Analyses of the 16S rRNA sequencing data were performed using the QIIME pipeline (v1.9) (33) and the R package phyloseq (34). Paired-end reads from Illumina MiSeq were merged and quality trimmed (minimum quality score of 20), and the operational taxonomic units (OTUs) were picked using an open-reference strategy with a threshold of 97% identity to the Greengenes database (v13_8). For comparisons across samples with different sequencing depths, analysis of fecal communities was rarefied to 10,000 reads per sample, analysis of oral and nasal communities was rarefied to 4,000 reads per sample, and analysis of skin communities was rarefied to 5,000 reads per sample. These depths were deemed appropriate on the basis of the rarefication curve shown in Fig. S8.

Rarefaction analysis of Faith’s phylogenetic diversity (PD). Download FIG S8, PDF file, 0.1 MB.
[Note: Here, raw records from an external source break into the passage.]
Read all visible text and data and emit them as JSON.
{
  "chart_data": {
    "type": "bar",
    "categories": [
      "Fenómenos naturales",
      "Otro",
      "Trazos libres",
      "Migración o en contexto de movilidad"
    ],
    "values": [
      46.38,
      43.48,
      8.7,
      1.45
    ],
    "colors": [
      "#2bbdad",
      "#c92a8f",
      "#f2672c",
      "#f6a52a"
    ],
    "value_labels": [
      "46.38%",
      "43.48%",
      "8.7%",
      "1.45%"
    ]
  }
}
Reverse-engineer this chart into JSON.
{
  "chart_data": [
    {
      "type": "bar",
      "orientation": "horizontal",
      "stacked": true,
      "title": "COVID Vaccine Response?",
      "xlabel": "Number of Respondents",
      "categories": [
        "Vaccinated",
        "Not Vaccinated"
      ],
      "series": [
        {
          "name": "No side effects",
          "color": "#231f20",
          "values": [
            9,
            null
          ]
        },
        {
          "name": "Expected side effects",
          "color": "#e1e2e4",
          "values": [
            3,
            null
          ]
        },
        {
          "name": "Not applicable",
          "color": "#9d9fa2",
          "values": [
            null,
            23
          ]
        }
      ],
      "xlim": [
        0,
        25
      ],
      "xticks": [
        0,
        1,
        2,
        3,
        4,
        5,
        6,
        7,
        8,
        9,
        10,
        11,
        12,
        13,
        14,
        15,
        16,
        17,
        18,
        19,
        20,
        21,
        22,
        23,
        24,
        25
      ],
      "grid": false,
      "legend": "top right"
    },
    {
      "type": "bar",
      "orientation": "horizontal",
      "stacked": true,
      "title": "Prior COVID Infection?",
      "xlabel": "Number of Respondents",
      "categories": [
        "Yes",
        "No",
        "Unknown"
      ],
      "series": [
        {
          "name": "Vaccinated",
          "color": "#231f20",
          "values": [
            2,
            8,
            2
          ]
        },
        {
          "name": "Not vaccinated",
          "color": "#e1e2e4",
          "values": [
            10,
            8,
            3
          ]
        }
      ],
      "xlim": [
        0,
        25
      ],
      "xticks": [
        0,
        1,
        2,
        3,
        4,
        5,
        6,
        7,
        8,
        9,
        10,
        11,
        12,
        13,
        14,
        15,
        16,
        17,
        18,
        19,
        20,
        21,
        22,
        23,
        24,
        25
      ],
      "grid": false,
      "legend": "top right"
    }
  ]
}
The unweighted/weighted UniFrac distances (35) and the Bray-Curtis similarity data were calculated to obtain the pairwise beta diversity, which was further evaluated by the analysis of similarity (ANOSIM) test (36) using the R package vegan (37) to test the significance with 999 permutations. The alpha diversity analysis was performed using Faith’s phylogenetic diversity (38), Shannon index data, and observed OTUs. To determine significant differences in diversity, the Kruskal-Wallis test with the post hoc Dunn’s test using Benjamini-Hochberg correction was performed. Linear discriminant analysis effect size (LEfSe) was used to detect overrepresented bacterial taxa in comparisons (linear discriminant analysis [LDA] score of >2.0) (39).

The microbiota age of individuals was estimated by constructing a random forest model using local villagers as the reference (24, 40). A preliminary random forest regression model was built by using the age of villagers as the response variable and the scaled abundance of all taxa in the villagers as the predictive variable. The number of trees to grow was set to 10,000, and the number of taxa randomly sampled at each split was set to 1/3 of the total number of taxa. This preliminary model was rebuilt 100 times, and data corresponding to the importance of all taxa were averaged across the 100 runs. A feature selection step was then performed to determine the number of taxa to include in the final model, which was determined based on 5-fold cross-validation; the number of taxa that generated the lowest cross-validation error was selected. The final random forest regression model was built on a subset of predictive variables which were selected based on their importance and the number of taxa to be included. The random forest modeling natively incorporated cross-validation into the model building process, and the pseudo-R-squared value, calculated from the cross-validation errors, can be used to evaluate the goodness of the model fit.

The description of statistical results in this article was constructed by providing an a priori significance level, which was compared to the P value of a specific test. Unless otherwise noted, a value of 0.05 was used to determine the statistical significance. The specific statistical tests that were conducted and the P values are presented in the figures to avoid repetitiveness in the main text.

Accession number(s).

The original sequences with relevant metadata can be retrieved from the public database Qiita (study identifier [ID] 11874) or through the European Nucleotide Archive (accession number ERP110254).